Many government and private databases contain records of criminal convictions and prison sentences. A state database is the best place to begin your search in most cases.
An Overview of Information Sources
Criminal records are generally public. The first step when you want to access that information is knowing where and how to find it. There are several government databases and related information sources to check to find out a particular person's criminal sentence. These include local county records, state department of corrections databases and, for some crimes, the national crime database. In the internet age, you can conduct these searches with relative ease. Additionally, many online companies will collect this information and sell it to you.
State Department of Corrections Databases
If you know the state where the person served their sentence, a good place to begin is to search that state's criminal database. Every state has such a database, although its title and the name of the department maintaining it vary from state to state.
In Texas, for example, the Texas Department of Public Safety maintains the criminal data base. Access it by going to the department's online criminal history name search page and entering the person's name. The site explains the process and how to pay the minimal charge for the information.
Most states provide similar access to their criminal databases. To find one for a particular state, do a search for the name of the state plus the term "criminal database search." Using this search term for Washington State brings up the Washington State Patrol's Criminal Records page, where you can begin your search. Each state provides criminal conviction records that include the prisoner's name, a comprehensive list of all convictions including the name of each crime and the corresponding sentence.

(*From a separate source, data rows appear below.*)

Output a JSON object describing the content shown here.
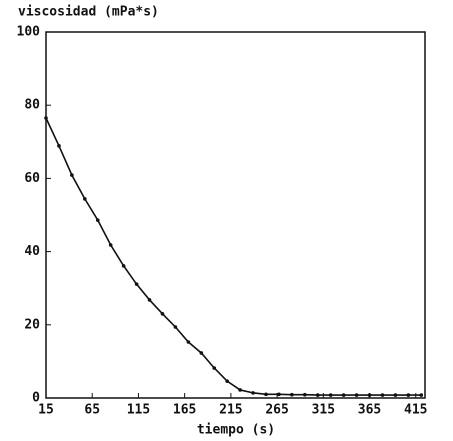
{
  "chart_data": {
    "type": "line",
    "y_label": "viscosidad (mPa*s)",
    "x_label": "tiempo (s)",
    "x": [
      15,
      29,
      43,
      57,
      71,
      85,
      99,
      113,
      127,
      141,
      155,
      169,
      183,
      197,
      211,
      225,
      239,
      253,
      267,
      281,
      295,
      309,
      323,
      337,
      351,
      365,
      379,
      393,
      407,
      421
    ],
    "values": [
      76.5,
      68.9,
      60.9,
      54.4,
      48.6,
      41.8,
      36.1,
      31.1,
      26.8,
      23,
      19.4,
      15.3,
      12.3,
      8.2,
      4.6,
      2.2,
      1.4,
      1.0,
      1.0,
      0.9,
      0.9,
      0.8,
      0.8,
      0.8,
      0.8,
      0.8,
      0.8,
      0.8,
      0.8,
      0.8
    ],
    "color": "#111111",
    "xlim": [
      15,
      425
    ],
    "xticks": [
      15,
      65,
      115,
      165,
      215,
      265,
      315,
      365,
      415
    ],
    "ylim": [
      0,
      100
    ],
    "yticks": [
      0,
      20,
      40,
      60,
      80,
      100
    ]
  }
}
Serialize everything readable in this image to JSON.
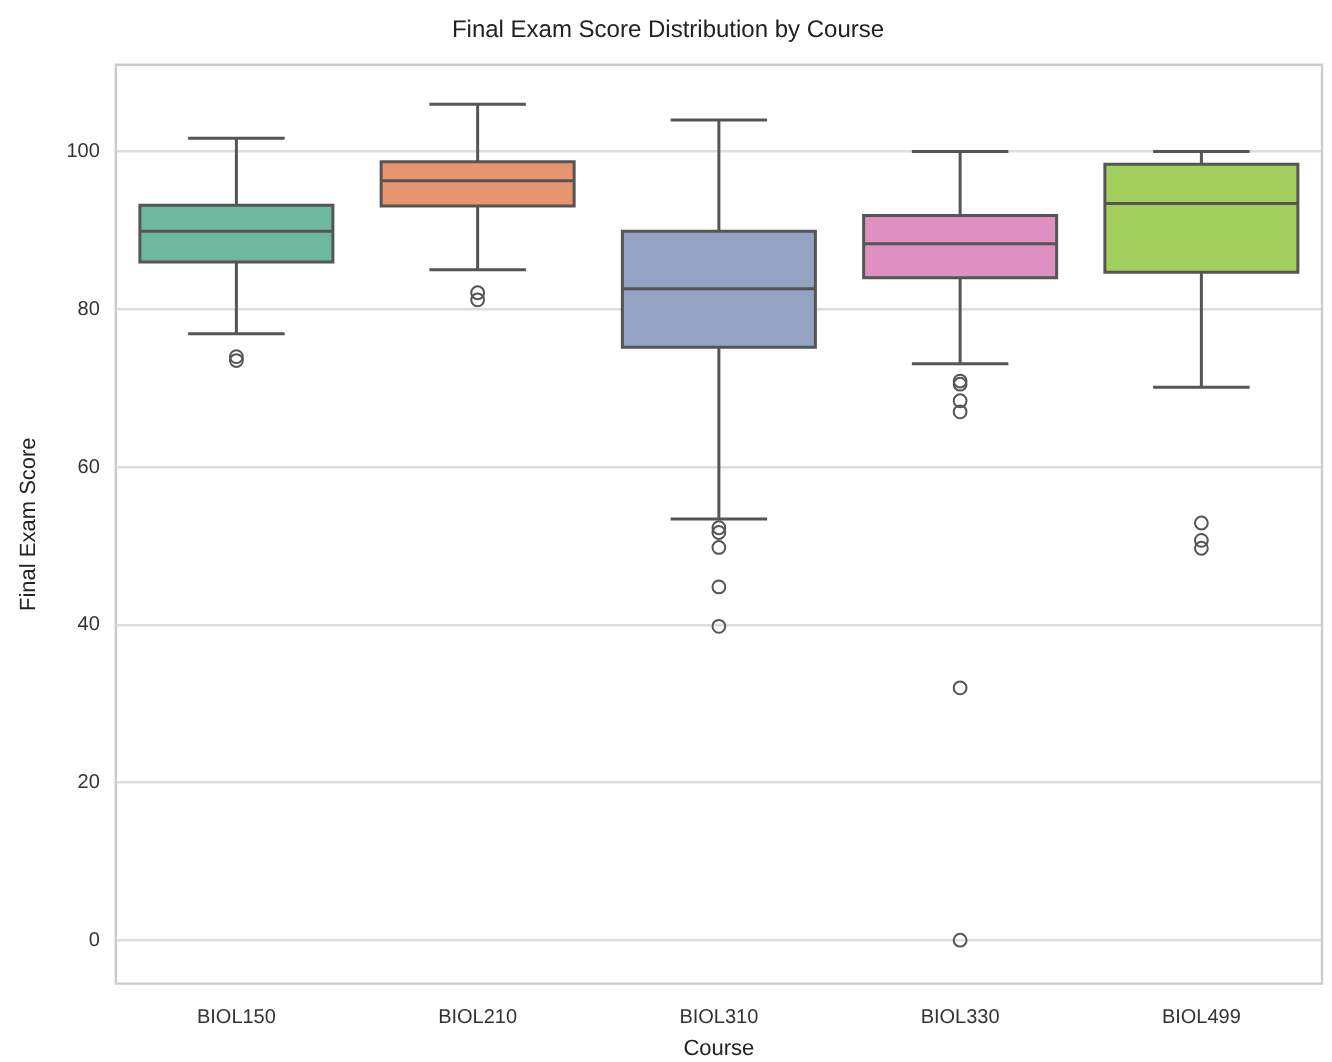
{
  "chart_data": {
    "type": "box",
    "title": "Final Exam Score Distribution by Course",
    "xlabel": "Course",
    "ylabel": "Final Exam Score",
    "categories": [
      "BIOL150",
      "BIOL210",
      "BIOL310",
      "BIOL330",
      "BIOL499"
    ],
    "colors": [
      "#6fb8a0",
      "#e8946f",
      "#93a3c4",
      "#dd90c1",
      "#a2cf5e"
    ],
    "boxes": [
      {
        "low": 76.9,
        "q1": 86.0,
        "median": 89.9,
        "q3": 93.2,
        "high": 101.7,
        "outliers": [
          73.5,
          74.0
        ]
      },
      {
        "low": 85.0,
        "q1": 93.1,
        "median": 96.3,
        "q3": 98.7,
        "high": 106.0,
        "outliers": [
          82.1,
          81.2
        ]
      },
      {
        "low": 53.4,
        "q1": 75.2,
        "median": 82.6,
        "q3": 89.9,
        "high": 104.0,
        "outliers": [
          52.3,
          51.7,
          49.8,
          44.8,
          39.8
        ]
      },
      {
        "low": 73.1,
        "q1": 84.0,
        "median": 88.3,
        "q3": 91.9,
        "high": 100.0,
        "outliers": [
          70.9,
          70.5,
          68.4,
          67.0,
          32.0,
          0.0
        ]
      },
      {
        "low": 70.1,
        "q1": 84.7,
        "median": 93.4,
        "q3": 98.4,
        "high": 100.0,
        "outliers": [
          52.9,
          50.7,
          49.7
        ]
      }
    ],
    "ylim": [
      -5.5,
      111
    ],
    "yticks": [
      0,
      20,
      40,
      60,
      80,
      100
    ],
    "grid": "y",
    "marker": "circle",
    "legend": false
  }
}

The U.S. government maintains several criminal databases, including the Department of Justice's National Crime Information Center (NCIC), administered by the FBI. Of the several federal criminal record databases, the NCIC's is the most comprehensive.
The Freedom of Information Act guarantees access to this comprehensive database. Nevertheless, as a practical matter, when conducting a search for another person's criminal record and the sentences imposed, you're better off beginning with one of the state databases. NCIC's policy is to release law enforcement information about a living person without that person's consent only when no personal privacy interest is invaded or in cases where the individual's privacy interest is outweighed by a strong public interest in disclosure.
For example, if you're a law enforcement professional investigating a serious crime, strong public interest in solving the crime would likely result in the NCIC's release of the criminal's history. But if you're considering marrying someone and simply want to know if they have a criminal record, the NCIC would not ordinarily release that information.
Sheriff's departments and municipal police departments often maintain criminal history databases. Public access varies by jurisdiction. You're usually better off beginning with the state database, where you can access all convictions within the state. Check your state's department of corrections database, as well. It may provide information such as prior aliases, crimes committed and time served in prison.
Check local county records. See if the specific county publishes public information online. Use this database to obtain the most up-to-date information. Search the national crime database to obtain information about the person's time served in prison in another state.
Conduct a criminal background check. Provide the person's address and the county in which the crime was committed. This can be done online and through private companies. Many offer search services online for a fee, but it's difficult to assess the quality of the search.
- A good alternative is to hire a professional or agency to conduct a full criminal background check.
- A lot of services available on the Internet will not search public records and may not provide an accurate check.